Why do data scientists spend so much time on data wrangling and data preparation? In many cases it’s because they want access to the best variables with which to build their models. These variables are known as features in machine-learning parlance. For many0 data applications, feature engineering and feature selection are just as (if not more important) than choice of algorithm:
Good features allow a simple model to beat a complex model.
(to paraphrase Alon Halevy, Peter Norvig, and Fernando Pereira)
The terminology can be a bit confusing, but to put things in context one can simplify the data science pipeline to highlight the importance of features:
Feature Engineering or the Creation of New Features
A simple example to keep in mind is text mining. One starts with raw text (documents) and extracted features could be individual words or phrases. In this setting, a feature could indicate the frequency of a specific word or phrase. Features1 are then used to classify and cluster documents, or extract topics associated with the raw text. The process usually involves the creation2 of new features (feature engineering) and identifying the most essential ones (feature selection).
Feature Selection techniques
Why bother selecting features? Why not use all available features? Part of the answer could be that you need a solution that is simple, interpretable, and fast. This favors features that have good statistical performance and that are easy to explain to non-technical users. But there could be legal3 reasons for excluding certain features as well (e.g., the use of credit scores is discriminatory in certain situations).
In the machine-learning literature there are three commonly used methods for feature selection:
- Domain experts can manually pick out features, and more recently I wrote about a service that uses crowdsourcing techniques. It’s not hard to find examples of problems where domain expertise is insufficient, and this approach isn’t particularly practical when underlying data sets are massive.
- There are variable ranking procedures that use metrics like correlation, information criteria, etc. They scale to large data sets but can easily lead to strange recommendations (e.g., use “butter production in Bangladesh” to predict the S&P 500).
- Techniques that take a vast feature space and reduce it to a lower-dimensional one (clustering, principal component analysis, matrix factorization).
Expect more tools to streamline Feature Discovery
In practice, feature selection and feature engineering are iterative processes where humans leverage automation4 to wade through candidate features. Statistical software have long had (stepwise) procedures for feature selection. New startups are providing similar tools: Skytree’s new user interface lets business users automate feature selection.

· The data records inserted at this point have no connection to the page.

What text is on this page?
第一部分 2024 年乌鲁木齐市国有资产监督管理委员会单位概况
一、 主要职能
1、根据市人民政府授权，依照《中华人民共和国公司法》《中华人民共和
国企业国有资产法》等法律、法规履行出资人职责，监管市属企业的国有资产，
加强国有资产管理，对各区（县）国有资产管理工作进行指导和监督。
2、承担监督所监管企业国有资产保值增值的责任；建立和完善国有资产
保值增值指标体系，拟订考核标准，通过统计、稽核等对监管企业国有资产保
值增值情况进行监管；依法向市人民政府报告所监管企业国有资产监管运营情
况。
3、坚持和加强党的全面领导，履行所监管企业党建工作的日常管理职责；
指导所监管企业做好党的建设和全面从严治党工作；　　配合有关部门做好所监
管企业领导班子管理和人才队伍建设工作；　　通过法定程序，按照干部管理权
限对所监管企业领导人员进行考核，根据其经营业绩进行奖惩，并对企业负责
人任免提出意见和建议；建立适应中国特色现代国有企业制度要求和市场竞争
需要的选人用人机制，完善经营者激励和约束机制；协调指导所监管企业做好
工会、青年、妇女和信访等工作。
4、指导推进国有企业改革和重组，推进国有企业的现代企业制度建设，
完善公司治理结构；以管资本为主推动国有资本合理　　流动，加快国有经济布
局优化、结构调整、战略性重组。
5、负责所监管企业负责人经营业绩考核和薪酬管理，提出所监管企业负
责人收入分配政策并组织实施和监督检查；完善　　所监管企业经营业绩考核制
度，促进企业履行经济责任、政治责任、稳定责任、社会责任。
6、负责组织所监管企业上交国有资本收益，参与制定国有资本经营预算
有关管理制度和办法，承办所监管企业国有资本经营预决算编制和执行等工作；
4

I’m definitely noticing much more interest from researchers and startups. A group out of Stanford5 just released a paper on a new R language extension and execution framework designed for feature selection. Their R extension enables data analysts to incorporate feature selection using high-level constructs that form a domain specific language. Some startups like ContextRelevant and SparkBeyond6, are working to provide users with tools that simplify feature engineering and selection. In some instances this includes incorporating features derived from external data sources. Users of SparkBeyond are able to incorporate the company’s knowledge databases (Wikipedia, OpenStreeMap, Github, etc.) to enrich their own data sources.
While many startups who build analytic tools begin by focusing on algorithms, many products will soon begin highlighting how they handle feature selection and discovery. There are many reasons why there will be more emphasis on features: interpretability (this includes finding actionable features that drive model performance), big data (companies have many more data sources to draw upon), and an appreciation of data pipelines (algorithms are just one component).
Building tools that automate feature discovery is an important topic in artificial engineering research. For more on recent trends in AI, check out our new series, Intelligence Matters.
- Crowdsourcing Feature discovery
- Data Analysis: Just one component of the Data Science workflow
- Data Wrangling gets a fresh look
- Emotional AI: The Human Side of Machine Learning
(0) The quote from Alon Halevy, Peter Norvig, and Fernando Pereira is associated with big data. But features are just as important in small data problems. Read through the Kaggle blog and you quickly realize that winning entries spend a lot of their time on feature engineering.
(1) In the process documents usually get converted into structures that algorithms can handle (vectors).
(2) Once can for example create composite (e.g. linear combination) features out of existing ones.
(3) From Materialization Optimizations for Feature Selection Workloads: “Using credit score as a feature is considered a discriminatory practice by the insurance commissions in both California and Massachusetts.”
(4) Stepwise procedures in statistical regression is a familiar example.
(5) The Stanford research team designed their feature selection tool after talking to data analysts at several companies. The goal of their project was to increase analyst productivity.
(6) Full disclosure: I’m an advisor to SparkBeyond.